Acute renal failure prevention

The prevention of acute renal failure is mainly to actively prevent and treat the primary disease. Avoiding and eliminating the predisposing factors is the basis of prevention. Therefore, pay attention to the following three points:

First, nursed the five internal organs: normal living, diet, health, and avoid foreign invasion, especially in the seasons and areas where infectious diseases are prevalent, preventive measures should be strengthened. However, the food is spicy and savory, so as to avoid the growth of damp heat, to adjust the emotions, to maintain a happy spirit, to make the blood flow smooth and avoid qi stagnation and blood stasis, strengthen physical exercise and improve the body's defense ability.

Second, to prevent poisoning: the relevant information shows that 20% - 50% of acute renal failure is caused by drugs, and some are caused by exposure to harmful substances, therefore, should try to avoid the use of drugs and poisons that are toxic to the kidneys In case of accidental taking or contact, it should be discovered and treated early.

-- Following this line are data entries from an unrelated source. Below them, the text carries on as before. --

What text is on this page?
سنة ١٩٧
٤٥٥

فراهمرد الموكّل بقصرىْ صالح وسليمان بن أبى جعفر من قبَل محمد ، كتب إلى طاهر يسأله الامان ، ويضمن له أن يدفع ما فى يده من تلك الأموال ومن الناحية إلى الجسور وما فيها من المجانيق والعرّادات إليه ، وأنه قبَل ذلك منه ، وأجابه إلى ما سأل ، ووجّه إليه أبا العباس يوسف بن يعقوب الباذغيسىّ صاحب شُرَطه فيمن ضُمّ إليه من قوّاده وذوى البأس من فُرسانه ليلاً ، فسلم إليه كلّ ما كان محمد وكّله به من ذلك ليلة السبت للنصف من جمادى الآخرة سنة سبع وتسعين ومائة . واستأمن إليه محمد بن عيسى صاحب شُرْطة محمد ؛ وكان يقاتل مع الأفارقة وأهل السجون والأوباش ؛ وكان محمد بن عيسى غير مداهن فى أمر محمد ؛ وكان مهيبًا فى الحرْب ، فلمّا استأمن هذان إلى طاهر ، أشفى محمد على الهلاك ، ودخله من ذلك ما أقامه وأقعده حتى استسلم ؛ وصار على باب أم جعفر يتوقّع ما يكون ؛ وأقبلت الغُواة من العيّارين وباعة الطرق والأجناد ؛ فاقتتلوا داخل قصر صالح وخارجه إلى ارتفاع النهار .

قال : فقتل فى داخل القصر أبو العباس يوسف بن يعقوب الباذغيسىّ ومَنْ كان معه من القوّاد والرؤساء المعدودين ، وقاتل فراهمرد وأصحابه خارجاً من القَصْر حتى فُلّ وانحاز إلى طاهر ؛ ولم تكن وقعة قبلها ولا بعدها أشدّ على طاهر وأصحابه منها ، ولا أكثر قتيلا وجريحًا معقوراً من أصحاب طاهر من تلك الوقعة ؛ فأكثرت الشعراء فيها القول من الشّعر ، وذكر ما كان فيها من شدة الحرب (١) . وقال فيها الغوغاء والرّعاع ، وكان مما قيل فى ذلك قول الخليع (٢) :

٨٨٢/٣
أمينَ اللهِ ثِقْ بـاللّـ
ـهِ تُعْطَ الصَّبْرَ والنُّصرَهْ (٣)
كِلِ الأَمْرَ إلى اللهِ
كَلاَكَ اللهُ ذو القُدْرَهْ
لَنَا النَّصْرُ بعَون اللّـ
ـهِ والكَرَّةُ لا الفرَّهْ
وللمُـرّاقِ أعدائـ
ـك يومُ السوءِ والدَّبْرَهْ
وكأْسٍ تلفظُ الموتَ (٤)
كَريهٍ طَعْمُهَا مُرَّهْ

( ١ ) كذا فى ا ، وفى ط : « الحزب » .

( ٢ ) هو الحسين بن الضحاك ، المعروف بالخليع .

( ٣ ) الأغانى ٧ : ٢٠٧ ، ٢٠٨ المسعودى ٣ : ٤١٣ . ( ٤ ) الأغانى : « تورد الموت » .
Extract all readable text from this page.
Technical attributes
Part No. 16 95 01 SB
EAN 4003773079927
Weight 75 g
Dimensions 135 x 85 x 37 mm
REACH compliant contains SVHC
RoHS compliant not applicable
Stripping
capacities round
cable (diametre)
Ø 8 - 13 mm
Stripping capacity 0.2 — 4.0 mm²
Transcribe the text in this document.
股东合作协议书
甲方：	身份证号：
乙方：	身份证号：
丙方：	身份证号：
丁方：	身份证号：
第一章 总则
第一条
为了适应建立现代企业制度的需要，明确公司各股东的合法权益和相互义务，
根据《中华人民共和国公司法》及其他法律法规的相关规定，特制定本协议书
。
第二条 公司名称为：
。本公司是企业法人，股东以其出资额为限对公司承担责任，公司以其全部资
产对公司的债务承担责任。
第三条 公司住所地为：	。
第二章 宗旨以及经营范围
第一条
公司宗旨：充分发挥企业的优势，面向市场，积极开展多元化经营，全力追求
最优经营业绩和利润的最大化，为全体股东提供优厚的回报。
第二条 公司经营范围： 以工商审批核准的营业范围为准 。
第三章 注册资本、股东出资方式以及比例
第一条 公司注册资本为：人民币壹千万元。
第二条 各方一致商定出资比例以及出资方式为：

Third, prevention and timely: once the primary disease of acute renal failure occurs, should be treated early, pay attention to expand blood volume, correct water, electrolyte imbalance and acid-base imbalance, restore circulation function, if the disease is about to occur, should be early Take measures to supplement blood volume, increase cardiac output, restore renal perfusion flow and glomerular filtration rate, exclude renal tubular obstruction, prevent infection, prevent DIC, renal parenchymal damage caused by renal ischemia, and as soon as possible The application of blood circulation and phlegm drugs has a positive effect on preventing the occurrence of this disease.

Complication

Acute renal failure complications Complications acute renal failure heart failure pericarditis hypertension headache coma epilepsy abdominal distension blood stasis ulcer anemia metabolic acidosis hyponatremia dehydration

Acute renal failure mostly passes through three stages of oliguria (or anuria), polyuria and recovery. The complications that may occur during oliguria of acute renal failure are:

First, infection is one of the most common and serious complications, and it is more common in severely decomposed acute renal failure caused by severe trauma and burns;

Second, cardiovascular system complications, including heart rhythm disorders, heart failure, pericarditis, high blood pressure, etc.;

Third, the nervous system complications include headache, lethargy, muscle twitching, coma, epilepsy, etc., neurological complications and toxins in the body retention and water poisoning, electrolyte imbalance and acid-base balance disorders;

Fourth, digestive system complications manifested as anorexia, nausea, vomiting, abdominal distension, hematemesis or blood in the stool, etc., bleeding is mostly caused by gastrointestinal mucosal erosion or stress ulcer;

V. Complications of the blood system Due to the sharp decline of renal function, erythropoietin can be reduced, causing anemia, but most of them are not serious. In a few cases, there may be bleeding tendency due to the decrease of coagulation factors;

Sixth, electrolyte imbalance, metabolic acidosis, hyperkalemia, hyponatremia and severe acidosis, is one of the most dangerous complications of acute renal failure.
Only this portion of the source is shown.